また、そんなヒョウモンダコですが、その綺麗な外見からペットとしての人気が高いため、ペットショップでも取り扱っていることがあります。

飼育する際には、絶対に脱走させないよう取り扱いには十分気をつけてください。

タコの飼い方

まずは飼育容器を用意します。

上に挙げたイイダコも最大30cm近くまで成長しますので、少なくとも60cm以上の横幅がある飼育容器を準備してください。

 

また、タコは脱走の名人でもありますので、しっかりとした蓋を用意する必要があります。

飼育水には人工海水を用います。

 

ほんのすこし濃い目の比重で作った方が、タコの調子が上がるようです

タコは水を激しく汚しますので、外部濾過など比較的強力な濾過装置を準備すると良いでしょう。

 

水質を安定させるために、プロテインスキマーを併用すると安心です。

タコは狭いところに潜る性質があるため、蛸壺や大きめの石など隠れ家となるものを設置してください。

 

餌は、クリルなどの乾燥エビやアサリなどの貝類、魚の切り身などをバランスよく与えます。

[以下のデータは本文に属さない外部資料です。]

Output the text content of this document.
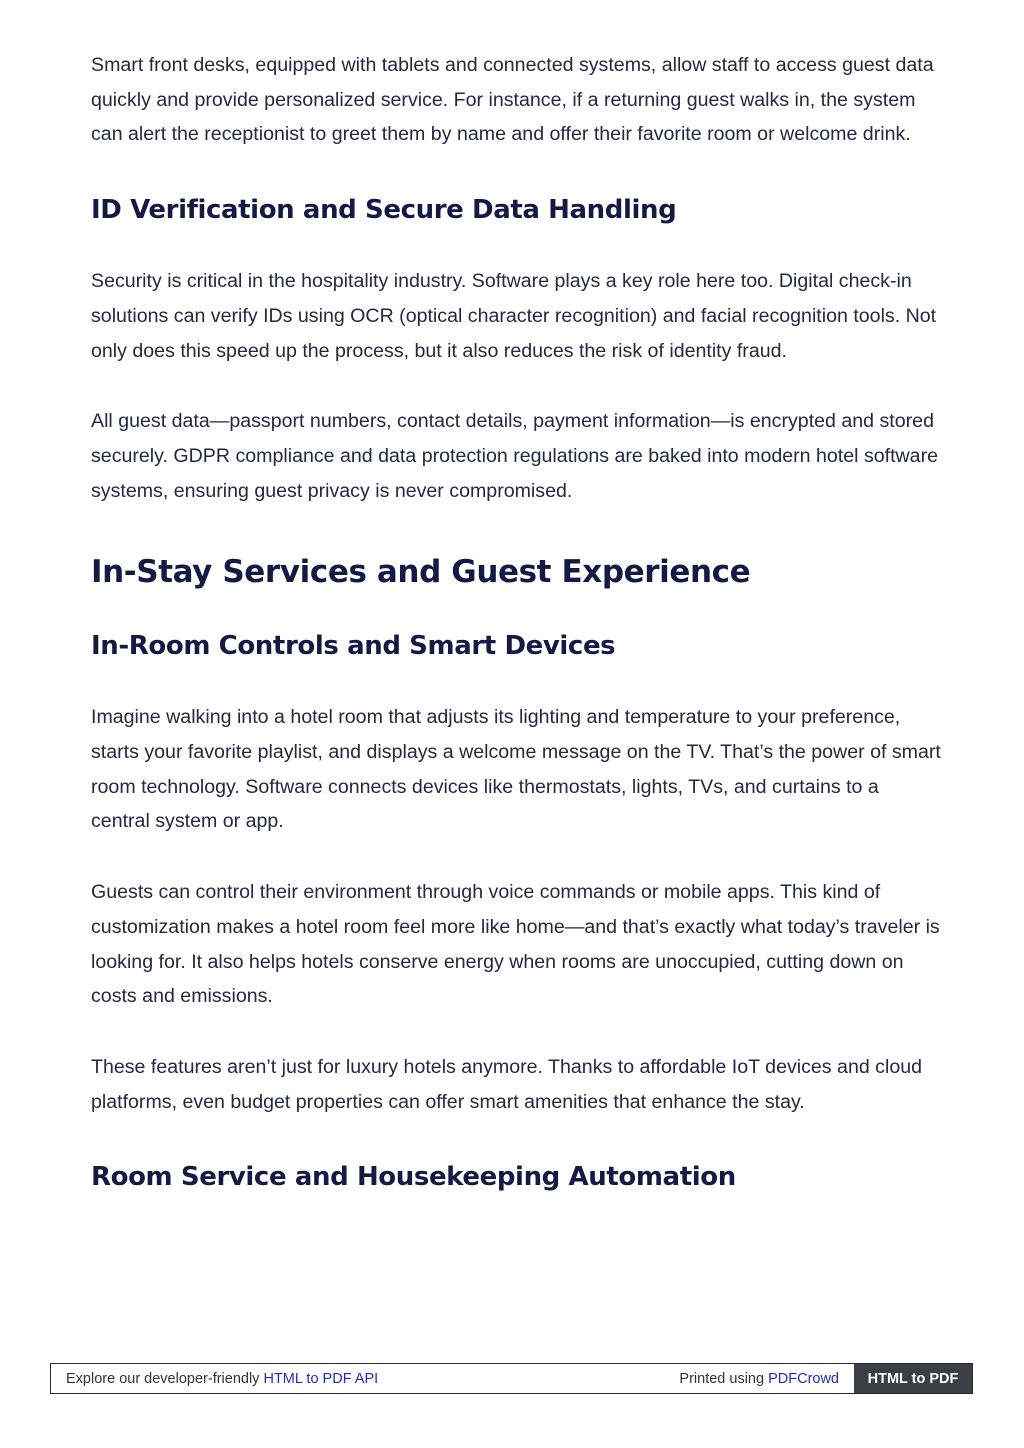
Smart front desks, equipped with tablets and connected systems, allow staff to access guest data quickly and provide personalized service. For instance, if a returning guest walks in, the system can alert the receptionist to greet them by name and offer their favorite room or welcome drink.

ID Verification and Secure Data Handling

Security is critical in the hospitality industry. Software plays a key role here too. Digital check-in solutions can verify IDs using OCR (optical character recognition) and facial recognition tools. Not only does this speed up the process, but it also reduces the risk of identity fraud.

All guest data—passport numbers, contact details, payment information—is encrypted and stored securely. GDPR compliance and data protection regulations are baked into modern hotel software systems, ensuring guest privacy is never compromised.

In-Stay Services and Guest Experience
In-Room Controls and Smart Devices

Imagine walking into a hotel room that adjusts its lighting and temperature to your preference, starts your favorite playlist, and displays a welcome message on the TV. That’s the power of smart room technology. Software connects devices like thermostats, lights, TVs, and curtains to a central system or app.

Guests can control their environment through voice commands or mobile apps. This kind of customization makes a hotel room feel more like home—and that’s exactly what today’s traveler is looking for. It also helps hotels conserve energy when rooms are unoccupied, cutting down on costs and emissions.

These features aren’t just for luxury hotels anymore. Thanks to affordable IoT devices and cloud platforms, even budget properties can offer smart amenities that enhance the stay.

Room Service and Housekeeping Automation
Explore our developer-friendly HTML to PDF API	Printed using PDFCrowd	HTML to PDF
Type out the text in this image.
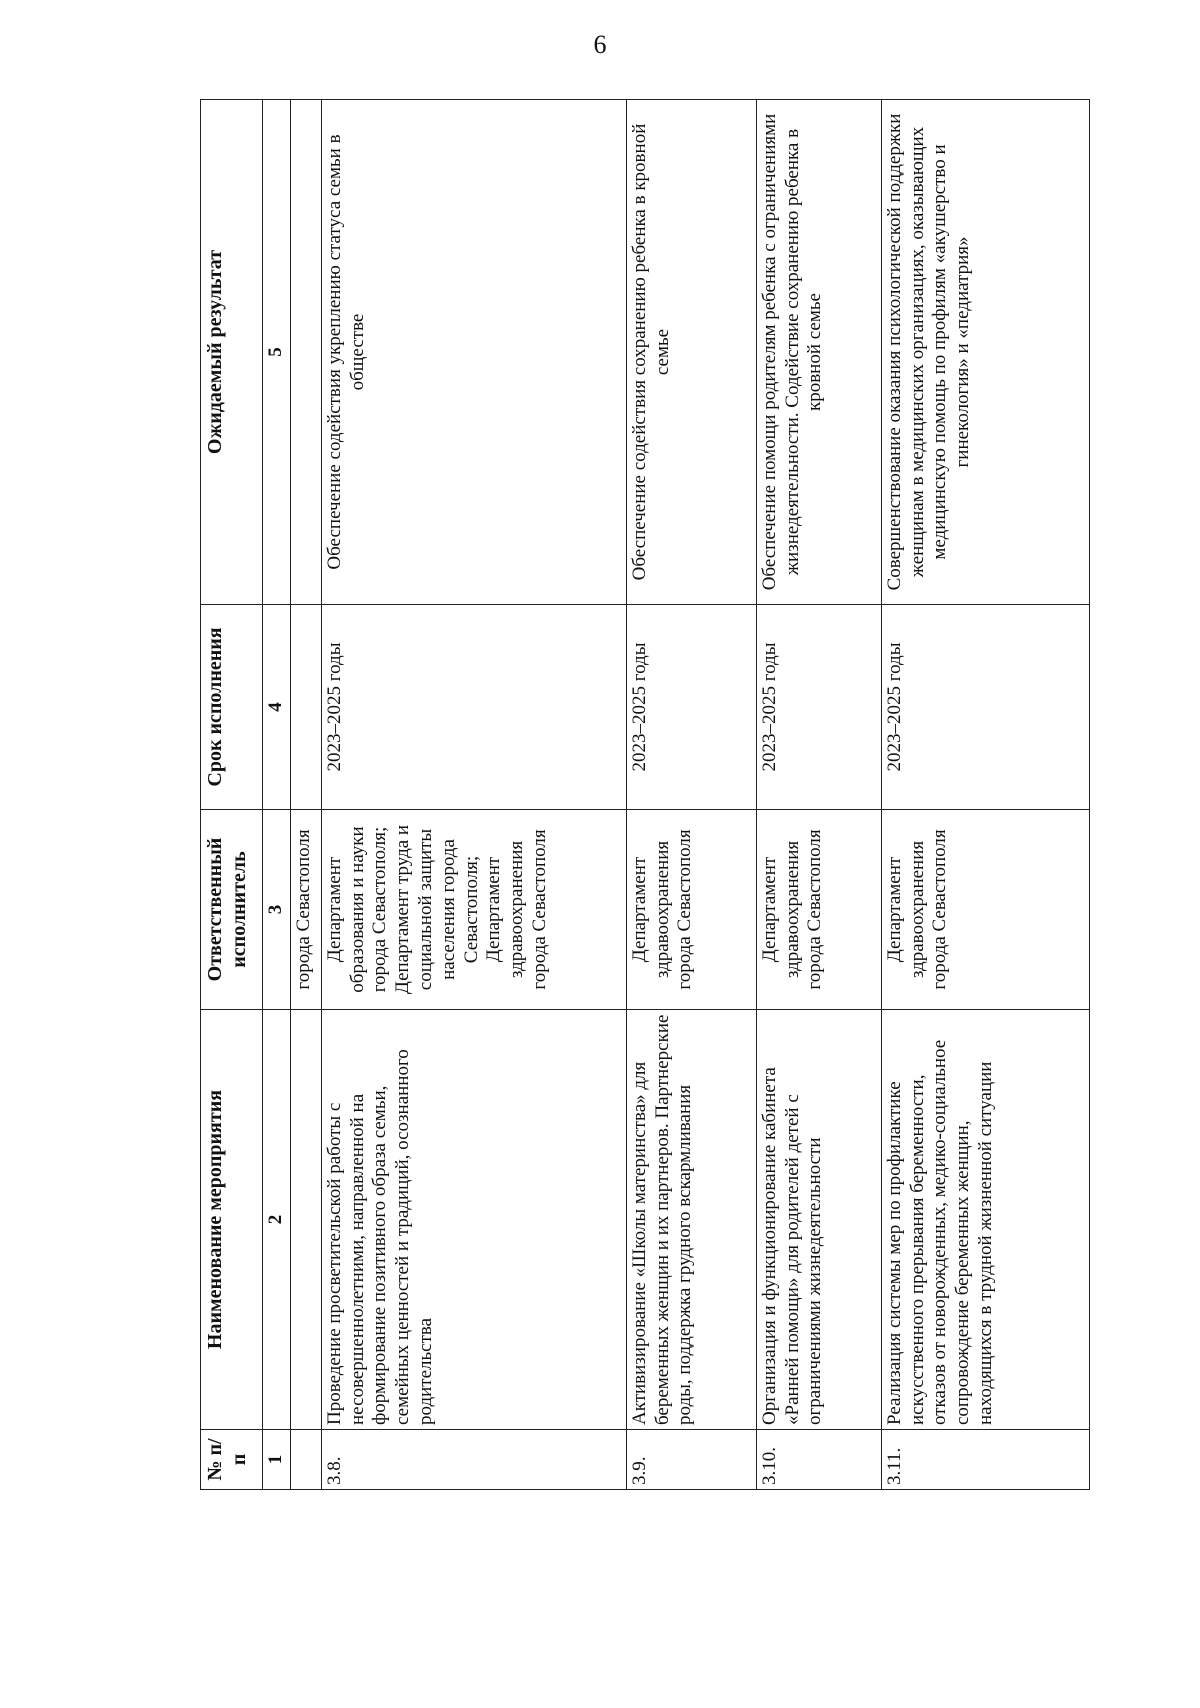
6
№ п/п	Наименование мероприятия	Ответственный исполнитель	Срок исполнения	Ожидаемый результат
1	2	3	4	5
		города Севастополя		
3.8.	Проведение просветительской работы с несовершеннолетними, направленной на формирование позитивного образа семьи, семейных ценностей и традиций, осознанного родительства	Департамент образования и науки города Севастополя; Департамент труда и социальной защиты населения города Севастополя; Департамент здравоохранения города Севастополя	2023–2025 годы	Обеспечение содействия укреплению статуса семьи в обществе
3.9.	Активизирование «Школы материнства» для беременных женщин и их партнеров. Партнерские роды, поддержка грудного вскармливания	Департамент здравоохранения города Севастополя	2023–2025 годы	Обеспечение содействия сохранению ребенка в кровной семье
3.10.	Организация и функционирование кабинета «Ранней помощи» для родителей детей с ограничениями жизнедеятельности	Департамент здравоохранения города Севастополя	2023–2025 годы	Обеспечение помощи родителям ребенка с ограничениями жизнедеятельности. Содействие сохранению ребенка в кровной семье
3.11.	Реализация системы мер по профилактике искусственного прерывания беременности, отказов от новорожденных, медико-социальное сопровождение беременных женщин, находящихся в трудной жизненной ситуации	Департамент здравоохранения города Севастополя	2023–2025 годы	Совершенствование оказания психологической поддержки женщинам в медицинских организациях, оказывающих медицинскую помощь по профилям «акушерство и гинекология» и «педиатрия»
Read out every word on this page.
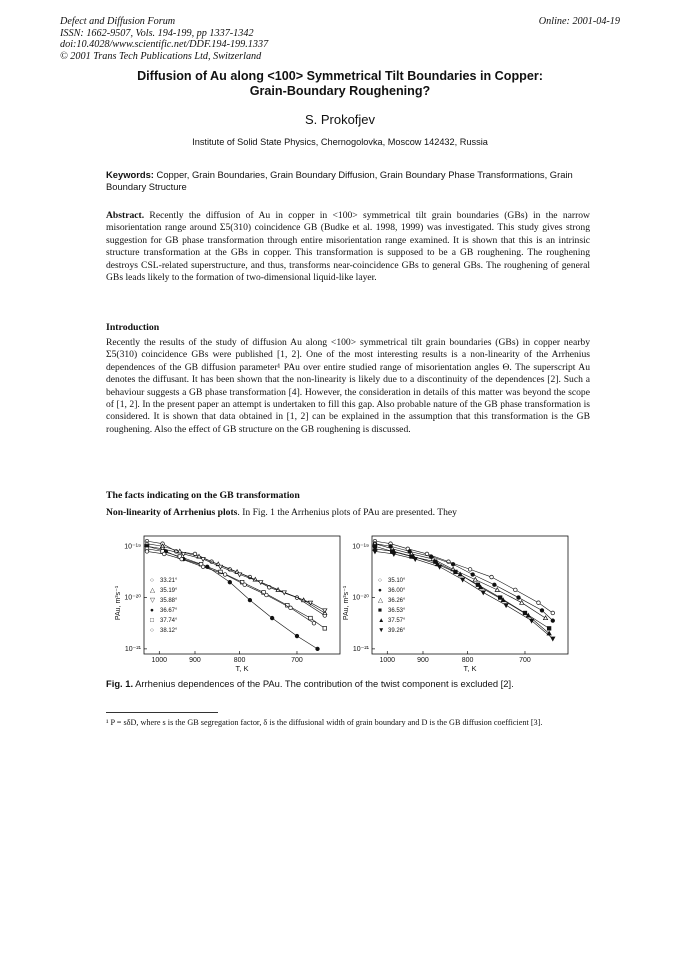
Defect and Diffusion Forum
ISSN: 1662-9507, Vols. 194-199, pp 1337-1342
doi:10.4028/www.scientific.net/DDF.194-199.1337
© 2001 Trans Tech Publications Ltd, Switzerland
Online: 2001-04-19
Diffusion of Au along <100> Symmetrical Tilt Boundaries in Copper:
Grain-Boundary Roughening?
S. Prokofjev
Institute of Solid State Physics, Chernogolovka, Moscow 142432, Russia
Keywords: Copper, Grain Boundaries, Grain Boundary Diffusion, Grain Boundary Phase Transformations, Grain Boundary Structure
Abstract. Recently the diffusion of Au in copper in <100> symmetrical tilt grain boundaries (GBs) in the narrow misorientation range around Σ5(310) coincidence GB (Budke et al. 1998, 1999) was investigated. This study gives strong suggestion for GB phase transformation through entire misorientation range examined. It is shown that this is an intrinsic structure transformation at the GBs in copper. This transformation is supposed to be a GB roughening. The roughening destroys CSL-related superstructure, and thus, transforms near-coincidence GBs to general GBs. The roughening of general GBs leads likely to the formation of two-dimensional liquid-like layer.
Introduction
Recently the results of the study of diffusion Au along <100> symmetrical tilt grain boundaries (GBs) in copper nearby Σ5(310) coincidence GBs were published [1, 2]. One of the most interesting results is a non-linearity of the Arrhenius dependences of the GB diffusion parameter¹ PAu over entire studied range of misorientation angles Θ. The superscript Au denotes the diffusant. It has been shown that the non-linearity is likely due to a discontinuity of the dependences [2]. Such a behaviour suggests a GB phase transformation [4]. However, the consideration in details of this matter was beyond the scope of [1, 2]. In the present paper an attempt is undertaken to fill this gap. Also probable nature of the GB phase transformation is considered. It is shown that data obtained in [1, 2] can be explained in the assumption that this transformation is the GB roughening. Also the effect of GB structure on the GB roughening is discussed.
The facts indicating on the GB transformation
Non-linearity of Arrhenius plots. In Fig. 1 the Arrhenius plots of PAu are presented. They
1000	900	800	700
10⁻¹⁹
10⁻²⁰
10⁻²¹
T, K
PAu, m³s⁻¹
○ 33.21°
△ 35.19°
▽ 35.88°
● 36.67°
□ 37.74°
○ 38.12°
1000	900	800	700
10⁻¹⁹
10⁻²⁰
10⁻²¹
T, K
PAu, m³s⁻¹
○ 35.10°
● 36.00°
△ 36.26°
■ 36.53°
▲ 37.57°
▼ 39.26°
Fig. 1. Arrhenius dependences of the PAu. The contribution of the twist component is excluded [2].
¹ P = sδD, where s is the GB segregation factor, δ is the diffusional width of grain boundary and D is the GB diffusion coefficient [3].
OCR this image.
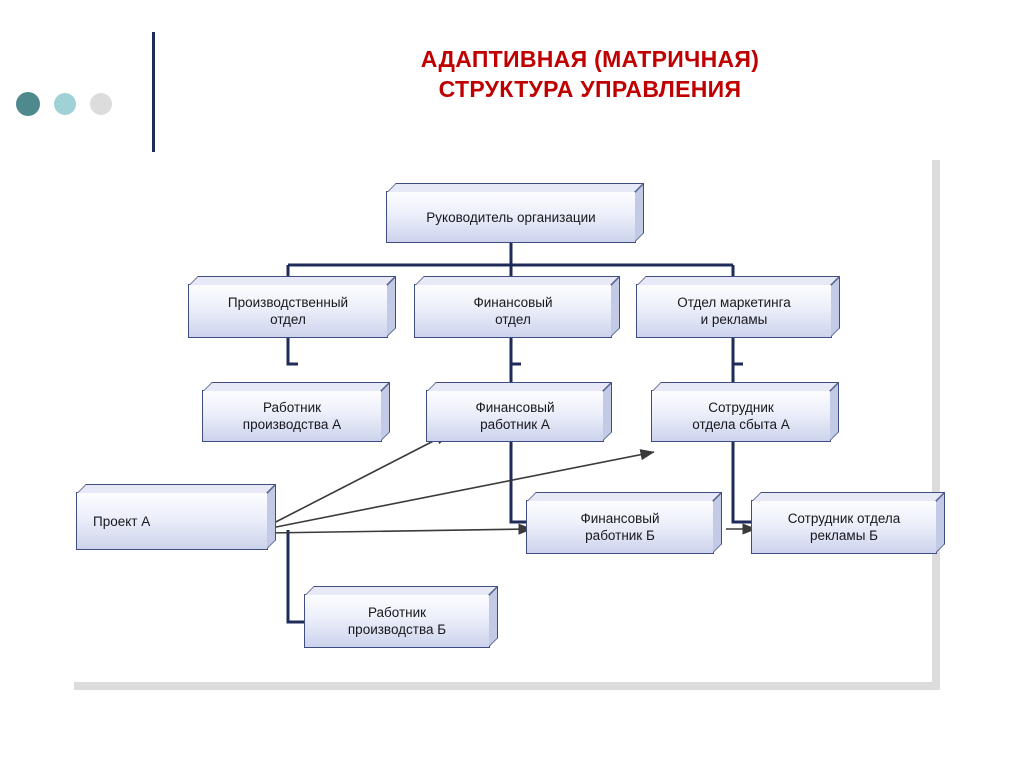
АДАПТИВНАЯ (МАТРИЧНАЯ)
СТРУКТУРА УПРАВЛЕНИЯ
Руководитель организации
Производственный
отдел
Финансовый
отдел
Отдел маркетинга
и рекламы
Работник
производства А
Финансовый
работник А
Сотрудник
отдела сбыта А
Проект А	Финансовый
работник Б
Сотрудник отдела
рекламы Б
Работник
производства Б
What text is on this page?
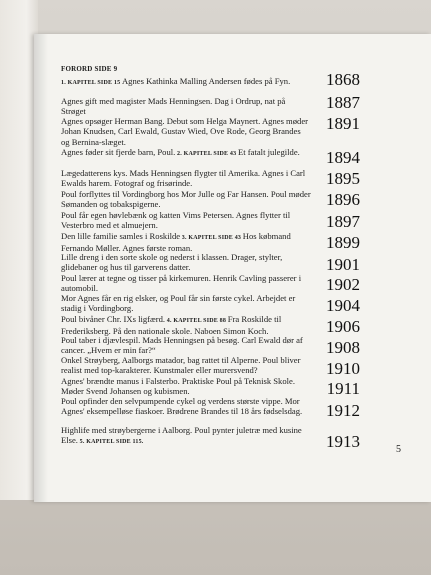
FORORD SIDE 9
1. KAPITEL SIDE 15 Agnes Kathinka Malling Andersen fødes på Fyn.	1868
Agnes gift med magister Mads Henningsen. Dag i Ordrup, nat på Strøget	1887
Agnes opsøger Herman Bang. Debut som Helga Maynert. Agnes møder Johan Knudsen, Carl Ewald, Gustav Wied, Ove Rode, Georg Brandes og Bernina-slæget.
1891
Agnes føder sit fjerde barn, Poul. 2. KAPITEL SIDE 43 Et fatalt julegilde.	1894
Lægedatterens kys. Mads Henningsen flygter til Amerika. Agnes i Carl Ewalds harem. Fotograf og frisørinde.	1895
Poul forflyttes til Vordingborg hos Mor Julle og Far Hansen. Poul møder Sømanden og tobakspigerne.	1896
Poul får egen høvlebænk og katten Vims Petersen. Agnes flytter til Vesterbro med et almuejern.	1897
Den lille familie samles i Roskilde 3. KAPITEL SIDE 43 Hos købmand Fernando Møller. Agnes første roman.	1899
Lille dreng i den sorte skole og nederst i klassen. Drager, stylter, glidebaner og hus til garverens datter.	1901
Poul lærer at tegne og tisser på kirkemuren. Henrik Cavling passerer i automobil.	1902
Mor Agnes får en rig elsker, og Poul får sin første cykel. Arbejdet er stadig i Vordingborg.	1904
Poul bivåner Chr. IXs ligfærd. 4. KAPITEL SIDE 88 Fra Roskilde til Frederiksberg. På den nationale skole. Naboen Simon Koch.	1906
Poul taber i djævlespil. Mads Henningsen på besøg. Carl Ewald dør af cancer. „Hvem er min far?“	1908
Onkel Strøyberg, Aalborgs matador, bag rattet til Alperne. Poul bliver realist med top-karakterer. Kunstmaler eller murersvend?	1910
Agnes' brændte manus i Falsterbo. Praktiske Poul på Teknisk Skole. Møder Svend Johansen og kubismen.	1911
Poul opfinder den selvpumpende cykel og verdens største vippe. Mor Agnes' eksempelløse fiaskoer. Brødrene Brandes til 18 års fødselsdag.	1912
Highlife med strøybergerne i Aalborg. Poul pynter juletræ med kusine Else. 5. KAPITEL SIDE 115.	1913	5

毎回食べ残しのない量を与え、水質の劣化を防ぐためにも食べ残しは速やかに取り除くようにしてください。

 

また、タコは低水温を好む生き物です。

適温は18℃前後となりますので、夏場にはクーラーもしくがエアコンによる温度管理が必須となります。

ペットとしてのタコの魅力

タコの飼育は決して容易とはいえず、多くの手間と維持費がかかります。

しかし高い知能をもつタコの飼育は、海水魚はもちろん、ほかの生き物では味わえない面白味があるといえます。

 

どんな身近な生き物でも、飼育することでしか知ることのできない新たな発見があるのですから、それが普段は海底に潜むタコとなれば尚更です。

みなさんもこれを機に、飼育に挑戦してみては如何でしょうか。